The Seven could be any random superhero posse out of any comic book, TV show or movie. Its leader is Homelander (Antony Starr), and as we join the story, The Seven is about to replace a retiring member with a newbie, the aptly named Starlight (Erin Moriarty), whose superpower seems to be that she glows.
Starlight hails from the heartland, and her mother first wanted her to be a beauty pageant queen until Starlight realized she preferred to save the universe.
Mom reluctantly went along, and now the dream has come true, except that when Starlight walks wide-eyed into her first orientation session, she discovers that Homelander is less a mentor than a swaggering, sneering misogynistic pig.
That knocks some of the glow out of Starlight, and it doesn’t help when fellow Seven member Queen Maeve (Dominique McElligott) casually tells her that’s how things roll in the superhero world, kid, so you might as well get used to it.
That gives Starlight a certain cosmic empathy with Hughie and Billy, though they remain in different worlds.
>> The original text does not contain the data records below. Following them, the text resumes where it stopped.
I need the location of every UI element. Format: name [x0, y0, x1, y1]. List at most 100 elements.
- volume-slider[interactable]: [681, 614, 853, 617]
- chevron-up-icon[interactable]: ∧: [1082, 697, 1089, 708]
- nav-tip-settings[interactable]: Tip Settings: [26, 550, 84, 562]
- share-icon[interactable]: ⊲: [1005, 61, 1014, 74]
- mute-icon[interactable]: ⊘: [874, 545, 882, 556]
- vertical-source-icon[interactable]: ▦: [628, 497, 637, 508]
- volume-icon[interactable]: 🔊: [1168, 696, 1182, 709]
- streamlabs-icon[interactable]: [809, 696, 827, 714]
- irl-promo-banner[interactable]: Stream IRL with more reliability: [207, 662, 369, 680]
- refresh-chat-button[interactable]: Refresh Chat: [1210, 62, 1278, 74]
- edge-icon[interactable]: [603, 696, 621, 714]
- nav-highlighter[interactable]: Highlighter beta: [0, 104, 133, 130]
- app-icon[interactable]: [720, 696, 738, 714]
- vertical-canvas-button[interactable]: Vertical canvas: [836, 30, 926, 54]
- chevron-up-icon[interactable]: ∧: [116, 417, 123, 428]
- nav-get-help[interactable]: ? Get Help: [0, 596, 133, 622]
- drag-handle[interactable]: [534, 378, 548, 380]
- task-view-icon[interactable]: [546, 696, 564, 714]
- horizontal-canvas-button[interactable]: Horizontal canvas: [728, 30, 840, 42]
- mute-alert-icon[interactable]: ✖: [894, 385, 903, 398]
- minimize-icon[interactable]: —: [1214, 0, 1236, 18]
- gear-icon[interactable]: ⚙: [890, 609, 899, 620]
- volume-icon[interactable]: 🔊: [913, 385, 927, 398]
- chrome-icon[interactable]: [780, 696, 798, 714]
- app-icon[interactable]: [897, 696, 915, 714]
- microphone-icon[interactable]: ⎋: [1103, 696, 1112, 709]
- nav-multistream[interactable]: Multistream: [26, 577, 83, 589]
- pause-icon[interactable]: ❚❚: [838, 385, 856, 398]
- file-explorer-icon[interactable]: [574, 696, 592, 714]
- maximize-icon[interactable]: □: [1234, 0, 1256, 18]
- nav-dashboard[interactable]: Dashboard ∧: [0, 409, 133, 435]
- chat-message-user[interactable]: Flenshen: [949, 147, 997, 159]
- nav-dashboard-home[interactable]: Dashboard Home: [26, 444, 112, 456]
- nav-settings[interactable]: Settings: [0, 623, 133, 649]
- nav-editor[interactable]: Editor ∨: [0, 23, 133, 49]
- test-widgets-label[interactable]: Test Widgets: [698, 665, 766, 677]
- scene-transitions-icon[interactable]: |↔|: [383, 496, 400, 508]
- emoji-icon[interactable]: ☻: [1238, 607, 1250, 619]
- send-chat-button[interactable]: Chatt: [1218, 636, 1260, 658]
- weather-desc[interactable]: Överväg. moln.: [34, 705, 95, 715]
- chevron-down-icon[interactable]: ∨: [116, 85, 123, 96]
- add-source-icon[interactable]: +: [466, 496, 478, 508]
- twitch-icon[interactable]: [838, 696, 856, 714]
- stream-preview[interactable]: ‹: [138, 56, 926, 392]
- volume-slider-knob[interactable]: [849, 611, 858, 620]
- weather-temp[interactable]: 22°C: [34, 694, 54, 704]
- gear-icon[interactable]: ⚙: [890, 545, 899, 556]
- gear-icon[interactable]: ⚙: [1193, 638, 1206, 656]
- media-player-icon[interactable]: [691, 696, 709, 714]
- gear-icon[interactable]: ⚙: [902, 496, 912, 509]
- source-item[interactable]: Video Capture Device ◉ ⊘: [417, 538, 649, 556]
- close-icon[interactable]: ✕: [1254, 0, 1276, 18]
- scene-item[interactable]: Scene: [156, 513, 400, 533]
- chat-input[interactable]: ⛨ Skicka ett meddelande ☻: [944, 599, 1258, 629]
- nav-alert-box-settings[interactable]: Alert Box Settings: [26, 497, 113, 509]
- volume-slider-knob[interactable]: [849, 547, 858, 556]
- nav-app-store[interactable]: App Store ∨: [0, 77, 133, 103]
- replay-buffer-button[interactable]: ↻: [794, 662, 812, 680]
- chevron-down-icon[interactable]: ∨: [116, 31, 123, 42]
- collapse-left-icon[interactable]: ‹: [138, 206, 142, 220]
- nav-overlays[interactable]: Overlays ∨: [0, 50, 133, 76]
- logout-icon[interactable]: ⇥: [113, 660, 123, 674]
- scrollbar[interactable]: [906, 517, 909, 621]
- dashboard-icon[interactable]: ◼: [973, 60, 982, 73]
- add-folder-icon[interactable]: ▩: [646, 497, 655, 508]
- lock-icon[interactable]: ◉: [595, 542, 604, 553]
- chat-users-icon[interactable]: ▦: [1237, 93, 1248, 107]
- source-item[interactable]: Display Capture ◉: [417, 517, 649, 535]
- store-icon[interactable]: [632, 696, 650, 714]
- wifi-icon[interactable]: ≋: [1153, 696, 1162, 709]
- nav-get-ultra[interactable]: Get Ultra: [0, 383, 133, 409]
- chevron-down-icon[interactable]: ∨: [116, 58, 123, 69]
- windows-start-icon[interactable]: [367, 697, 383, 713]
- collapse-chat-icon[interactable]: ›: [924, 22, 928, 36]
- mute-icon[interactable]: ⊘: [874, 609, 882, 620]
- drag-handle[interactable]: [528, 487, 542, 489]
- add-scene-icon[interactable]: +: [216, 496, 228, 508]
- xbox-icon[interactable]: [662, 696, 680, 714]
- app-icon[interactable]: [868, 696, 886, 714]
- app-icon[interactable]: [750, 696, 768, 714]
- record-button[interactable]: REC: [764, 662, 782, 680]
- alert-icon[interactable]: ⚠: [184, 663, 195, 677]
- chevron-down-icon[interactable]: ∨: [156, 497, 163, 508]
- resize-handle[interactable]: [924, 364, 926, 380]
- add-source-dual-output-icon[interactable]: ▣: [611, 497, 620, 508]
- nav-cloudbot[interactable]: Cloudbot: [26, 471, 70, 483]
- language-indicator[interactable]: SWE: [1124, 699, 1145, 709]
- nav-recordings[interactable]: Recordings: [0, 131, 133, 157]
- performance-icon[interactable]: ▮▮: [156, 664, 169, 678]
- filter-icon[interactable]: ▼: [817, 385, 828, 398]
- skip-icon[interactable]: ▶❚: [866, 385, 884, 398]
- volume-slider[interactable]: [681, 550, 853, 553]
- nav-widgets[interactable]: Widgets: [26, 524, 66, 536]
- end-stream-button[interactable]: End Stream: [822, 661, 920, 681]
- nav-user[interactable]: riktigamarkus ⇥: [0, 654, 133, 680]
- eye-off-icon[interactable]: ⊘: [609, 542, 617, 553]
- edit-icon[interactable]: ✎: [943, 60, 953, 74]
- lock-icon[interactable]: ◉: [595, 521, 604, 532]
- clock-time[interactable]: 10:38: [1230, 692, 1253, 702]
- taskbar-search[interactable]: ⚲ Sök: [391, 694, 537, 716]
The only connection between Hughie and Starlight comes through a brief chance encounter in which they both confess their stories without knowing who the other is.
Still, Hughie finally becomes sufficiently outraged by the indifference of The Seven and their organization to Robin’s death that he joins The Boys, a group Billy has set up to counter and perhaps ultimately expose The Seven and their cynical marketing machine.
That’s a tough gig, first because the world loves The Seven and second because none of The Boys has superpowers.
Ironically, though, The Boys much more than The Seven embody the spirit of superheroes past. They’re determined and resourceful. They also seem to generally operate on the side of right, though The Boys will never be confused with choir boys.
At times their motto seems to be “by any means necessary,” which correctly suggests that things can get rough out there. Things also get fairly graphic, in violence, sex, and language.
Then on top of this basic throwdown, Madelyn and her corporation also are sitting on at least one major secret that, if revealed, could undermine their whole operation.
The Boys walks a line, not always thin, between comic satire and a much darker story about what happens when we want to trust leaders and public figures so much that we become blind to the possibility they might not be what they seem.
That’s a cosmic dilemma worthy of a whole comic book series, which is how The Boys began 13 years ago. It’s taken almost that long to shape-shift it into a TV series, and while that kind of long incubation often does not bode well, here, it plays out heroically.